Une équipe d’archéologues britanniques et égyptiens a fait une découverte surprenante dans les Vallées Occidentales de la Nécropole Thébaine, à Louxor : la tombe C4, qui était initialement considérée comme appartenant à un cimetière féminin, s’est révélée être un trésor archéologique caché depuis plus de 3 000 ans. Scellée par des glissements de terrain et des inondations, la tombe était restée cachée et, à première vue, semblait être un endroit inapproprié pour la recherche.
Les fouilles ont commencé en 2022 et, après trois ans de travail acharné, les chercheurs ont remarqué des indices suggérant l’importance du site. Parmi les restes, ils ont trouvé des fragments d’un plafond décoré d’un bleu vibrant et d’étoiles dorées, un symbole commun dans les sépulcres de la royauté de l’Égypte ancienne. De plus, des décorations illustrant des scènes de l’Amduat, un texte religieux exclusif aux pharaons, ont suggéré qu’ils étaient face à une découverte exceptionnelle.
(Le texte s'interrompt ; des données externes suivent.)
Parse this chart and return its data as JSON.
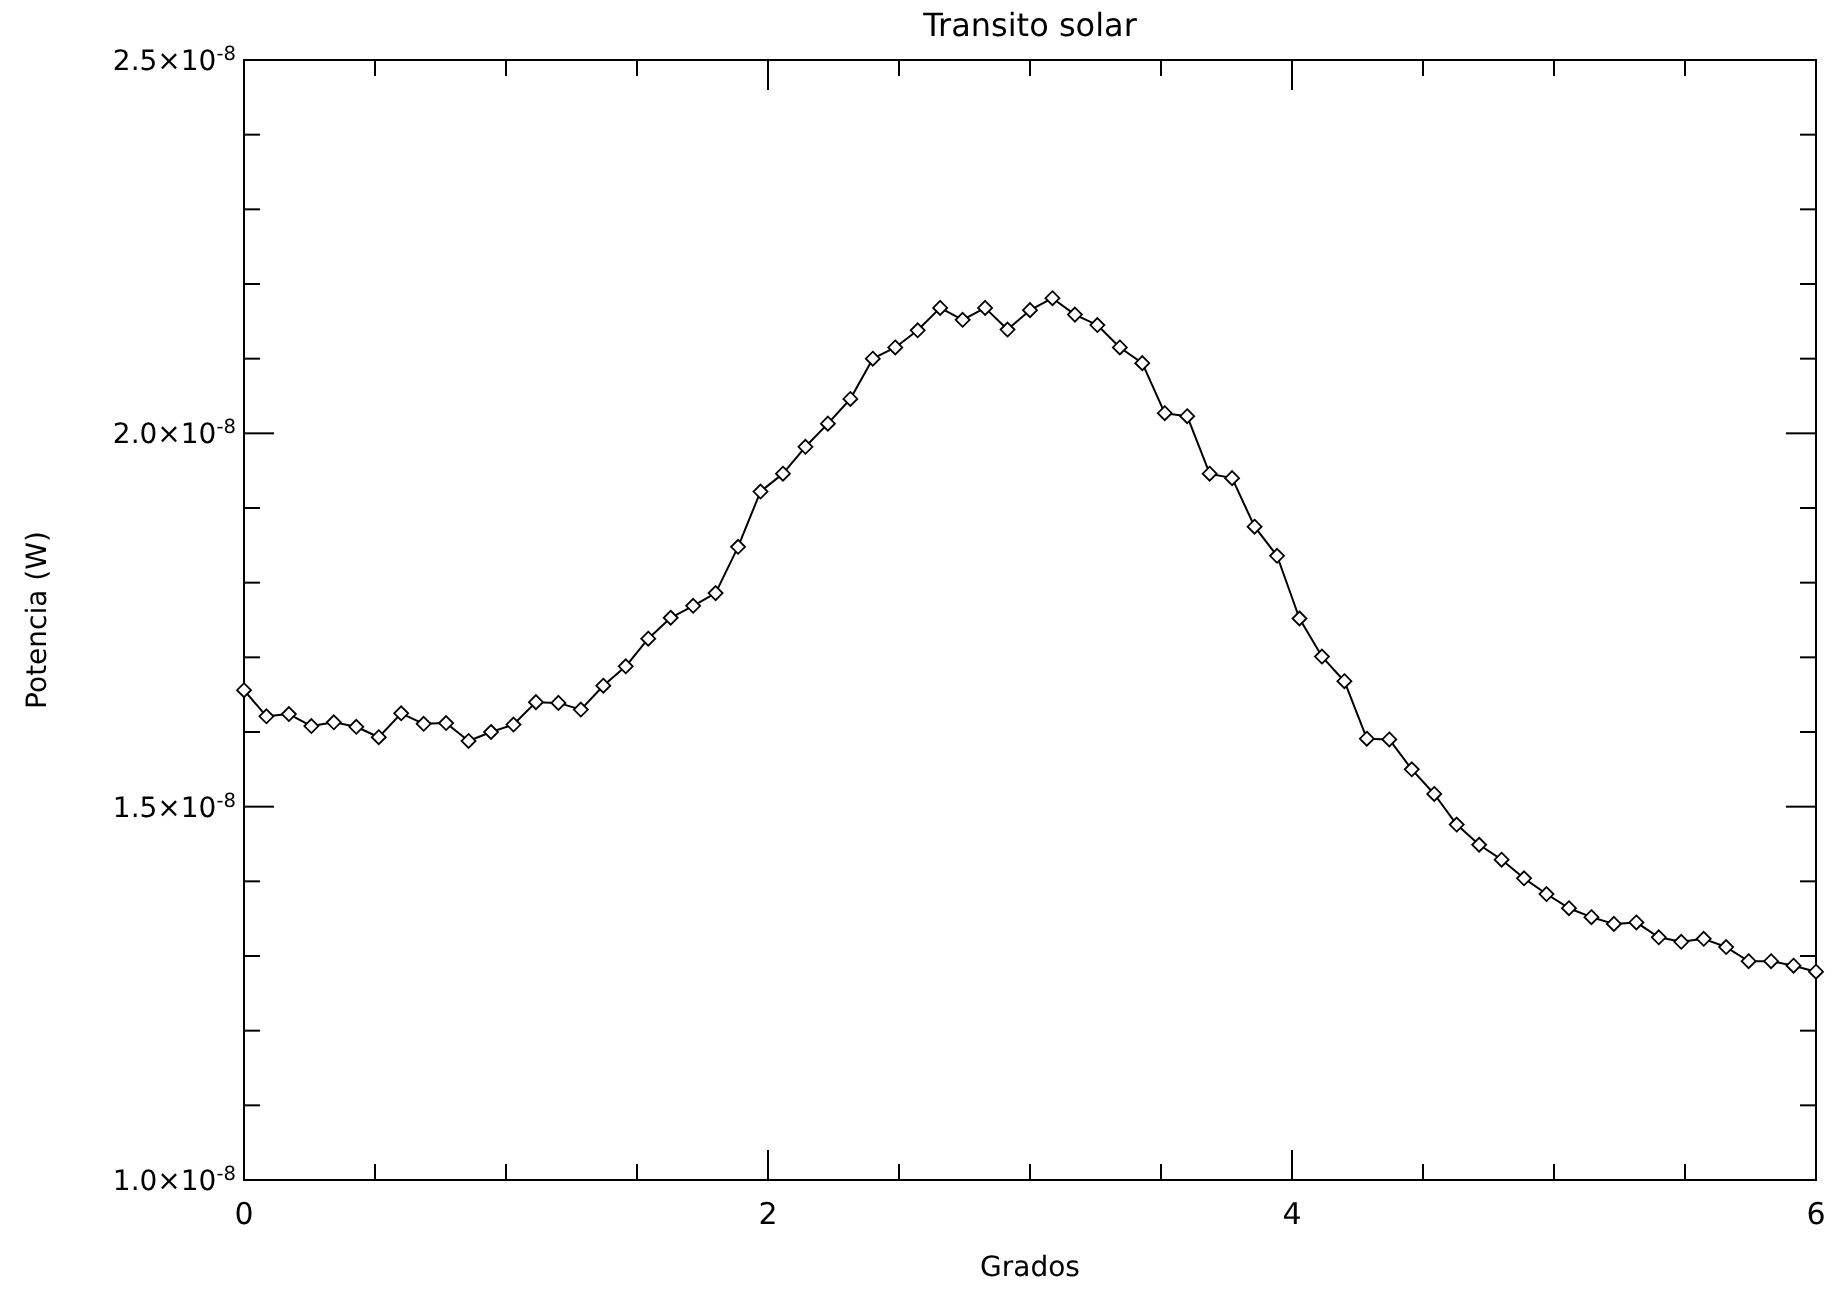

Détails révélateurs de la tombe
Pour accéder à la chambre funéraire, qui occupe 94 mètres carrés, les archéologues doivent descendre par un large escalier et traverser un impressionnant couloir. Lors de l’analyse des déchets extraits, ils ont trouvé des vases en albâtre avec des inscriptions confirmant l’identité des occupants : “roi défunt” et les noms de Thoutmôsis II et de Hatshepsout, son épouse et demi-sœur.
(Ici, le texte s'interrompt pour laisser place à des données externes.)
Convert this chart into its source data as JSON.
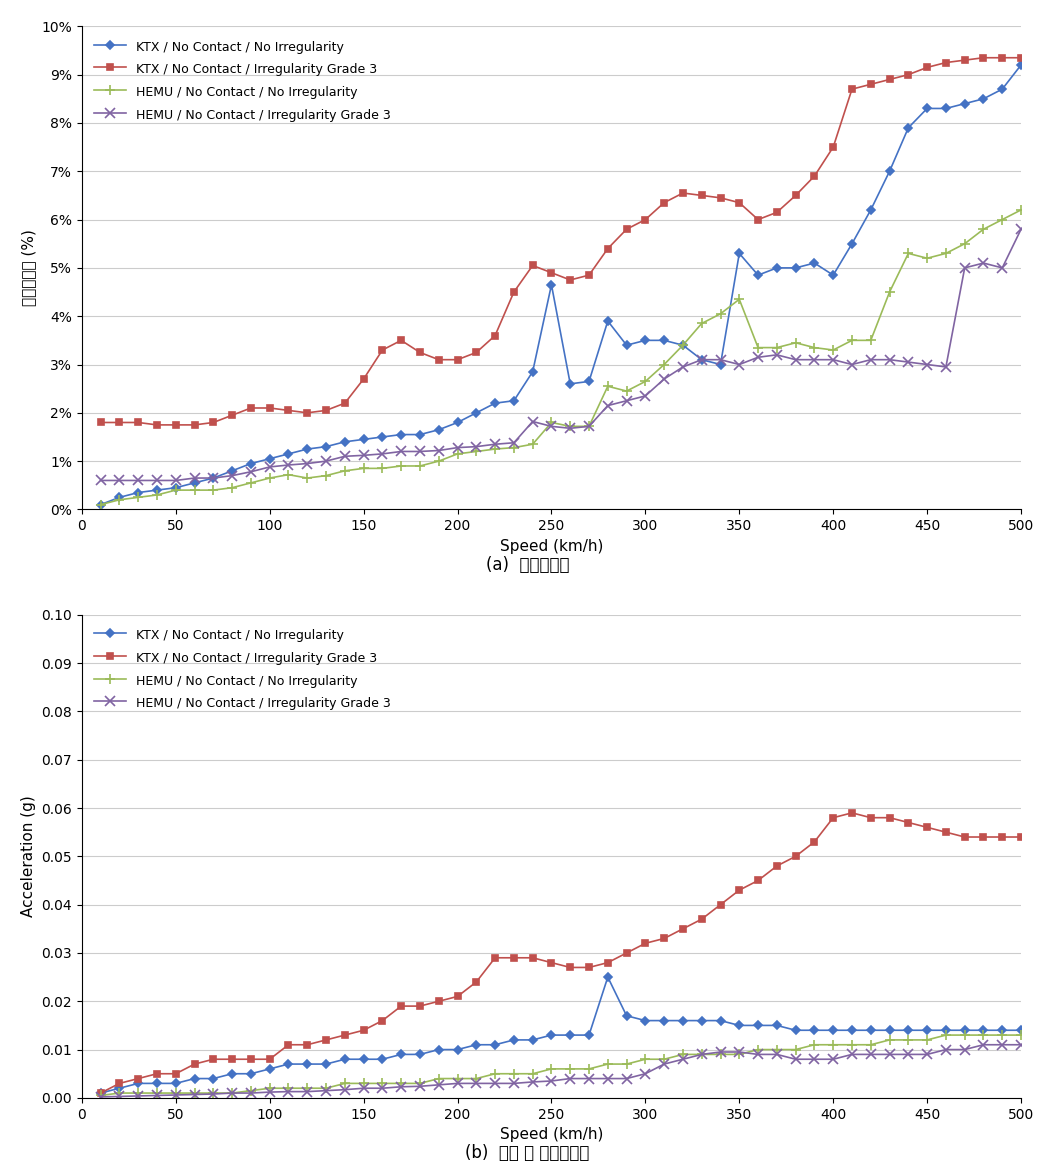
{
  "legend_labels": [
    "KTX / No Contact / No Irregularity",
    "KTX / No Contact / Irregularity Grade 3",
    "HEMU / No Contact / No Irregularity",
    "HEMU / No Contact / Irregularity Grade 3"
  ],
  "colors": [
    "#4472C4",
    "#C0504D",
    "#9BBB59",
    "#8064A2"
  ],
  "markers": [
    "D",
    "s",
    "+",
    "x"
  ],
  "xlabel": "Speed (km/h)",
  "ylabel_top": "윤중감소율 (%)",
  "ylabel_bot": "Acceleration (g)",
  "caption_top": "(a)  윤중감소율",
  "caption_bot": "(b)  열차 내 연직가속도",
  "xlim": [
    0,
    500
  ],
  "speeds": [
    10,
    20,
    30,
    40,
    50,
    60,
    70,
    80,
    90,
    100,
    110,
    120,
    130,
    140,
    150,
    160,
    170,
    180,
    190,
    200,
    210,
    220,
    230,
    240,
    250,
    260,
    270,
    280,
    290,
    300,
    310,
    320,
    330,
    340,
    350,
    360,
    370,
    380,
    390,
    400,
    410,
    420,
    430,
    440,
    450,
    460,
    470,
    480,
    490,
    500
  ],
  "top_y1": [
    0.1,
    0.25,
    0.35,
    0.4,
    0.45,
    0.55,
    0.65,
    0.8,
    0.95,
    1.05,
    1.15,
    1.25,
    1.3,
    1.4,
    1.45,
    1.5,
    1.55,
    1.55,
    1.65,
    1.8,
    2.0,
    2.2,
    2.25,
    2.85,
    4.65,
    2.6,
    2.65,
    3.9,
    3.4,
    3.5,
    3.5,
    3.4,
    3.1,
    3.0,
    5.3,
    4.85,
    5.0,
    5.0,
    5.1,
    4.85,
    5.5,
    6.2,
    7.0,
    7.9,
    8.3,
    8.3,
    8.4,
    8.5,
    8.7,
    9.2
  ],
  "top_y2": [
    1.8,
    1.8,
    1.8,
    1.75,
    1.75,
    1.75,
    1.8,
    1.95,
    2.1,
    2.1,
    2.05,
    2.0,
    2.05,
    2.2,
    2.7,
    3.3,
    3.5,
    3.25,
    3.1,
    3.1,
    3.25,
    3.6,
    4.5,
    5.05,
    4.9,
    4.75,
    4.85,
    5.4,
    5.8,
    6.0,
    6.35,
    6.55,
    6.5,
    6.45,
    6.35,
    6.0,
    6.15,
    6.5,
    6.9,
    7.5,
    8.7,
    8.8,
    8.9,
    9.0,
    9.15,
    9.25,
    9.3,
    9.35,
    9.35,
    9.35
  ],
  "top_y3": [
    0.1,
    0.2,
    0.25,
    0.3,
    0.4,
    0.4,
    0.4,
    0.45,
    0.55,
    0.65,
    0.72,
    0.65,
    0.7,
    0.8,
    0.85,
    0.85,
    0.9,
    0.9,
    1.0,
    1.15,
    1.2,
    1.25,
    1.28,
    1.35,
    1.8,
    1.72,
    1.72,
    2.55,
    2.45,
    2.65,
    3.0,
    3.4,
    3.85,
    4.05,
    4.35,
    3.35,
    3.35,
    3.45,
    3.35,
    3.3,
    3.5,
    3.5,
    4.5,
    5.3,
    5.2,
    5.3,
    5.5,
    5.8,
    6.0,
    6.2
  ],
  "top_y4": [
    0.6,
    0.6,
    0.6,
    0.6,
    0.6,
    0.65,
    0.65,
    0.7,
    0.78,
    0.88,
    0.92,
    0.95,
    1.0,
    1.1,
    1.12,
    1.15,
    1.2,
    1.2,
    1.22,
    1.28,
    1.3,
    1.35,
    1.38,
    1.82,
    1.72,
    1.68,
    1.72,
    2.15,
    2.25,
    2.35,
    2.7,
    2.95,
    3.1,
    3.1,
    3.0,
    3.15,
    3.2,
    3.1,
    3.1,
    3.1,
    3.0,
    3.1,
    3.1,
    3.05,
    3.0,
    2.95,
    5.0,
    5.1,
    5.0,
    5.8
  ],
  "bot_y1": [
    0.001,
    0.002,
    0.003,
    0.003,
    0.003,
    0.004,
    0.004,
    0.005,
    0.005,
    0.006,
    0.007,
    0.007,
    0.007,
    0.008,
    0.008,
    0.008,
    0.009,
    0.009,
    0.01,
    0.01,
    0.011,
    0.011,
    0.012,
    0.012,
    0.013,
    0.013,
    0.013,
    0.025,
    0.017,
    0.016,
    0.016,
    0.016,
    0.016,
    0.016,
    0.015,
    0.015,
    0.015,
    0.014,
    0.014,
    0.014,
    0.014,
    0.014,
    0.014,
    0.014,
    0.014,
    0.014,
    0.014,
    0.014,
    0.014,
    0.014
  ],
  "bot_y2": [
    0.001,
    0.003,
    0.004,
    0.005,
    0.005,
    0.007,
    0.008,
    0.008,
    0.008,
    0.008,
    0.011,
    0.011,
    0.012,
    0.013,
    0.014,
    0.016,
    0.019,
    0.019,
    0.02,
    0.021,
    0.024,
    0.029,
    0.029,
    0.029,
    0.028,
    0.027,
    0.027,
    0.028,
    0.03,
    0.032,
    0.033,
    0.035,
    0.037,
    0.04,
    0.043,
    0.045,
    0.048,
    0.05,
    0.053,
    0.058,
    0.059,
    0.058,
    0.058,
    0.057,
    0.056,
    0.055,
    0.054,
    0.054,
    0.054,
    0.054
  ],
  "bot_y3": [
    0.0005,
    0.001,
    0.001,
    0.001,
    0.001,
    0.001,
    0.001,
    0.001,
    0.0015,
    0.002,
    0.002,
    0.002,
    0.002,
    0.003,
    0.003,
    0.003,
    0.003,
    0.003,
    0.004,
    0.004,
    0.004,
    0.005,
    0.005,
    0.005,
    0.006,
    0.006,
    0.006,
    0.007,
    0.007,
    0.008,
    0.008,
    0.009,
    0.009,
    0.009,
    0.009,
    0.01,
    0.01,
    0.01,
    0.011,
    0.011,
    0.011,
    0.011,
    0.012,
    0.012,
    0.012,
    0.013,
    0.013,
    0.013,
    0.013,
    0.013
  ],
  "bot_y4": [
    0.0002,
    0.0003,
    0.0004,
    0.0005,
    0.0006,
    0.0007,
    0.0008,
    0.001,
    0.001,
    0.0012,
    0.0013,
    0.0013,
    0.0015,
    0.0017,
    0.002,
    0.002,
    0.0023,
    0.0024,
    0.0027,
    0.003,
    0.003,
    0.003,
    0.003,
    0.0033,
    0.0035,
    0.004,
    0.004,
    0.004,
    0.004,
    0.005,
    0.007,
    0.008,
    0.009,
    0.0095,
    0.0095,
    0.009,
    0.009,
    0.008,
    0.008,
    0.008,
    0.009,
    0.009,
    0.009,
    0.009,
    0.009,
    0.01,
    0.01,
    0.011,
    0.011,
    0.011
  ]
}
Cette découverte est significative, car elle représente la dernière tombe royale de la XVIIIe dynastie égyptienne qui s’était perdue dans le temps. Auparavant, on croyait que tous les pharaons de cette célèbre dynastie étaient enterrés dans la vallée des Rois, à plus de deux kilomètres de là.
“Le sentiment d’entrer dans un tel endroit est incroyable ; faire face à quelque chose d’inattendu génère un tourbillon d’émotions,” a déclaré Piers Litherland, le chef de la mission, dans une interview avec la BBC. “En sortant, je n’ai pu que pleurer devant ma femme.”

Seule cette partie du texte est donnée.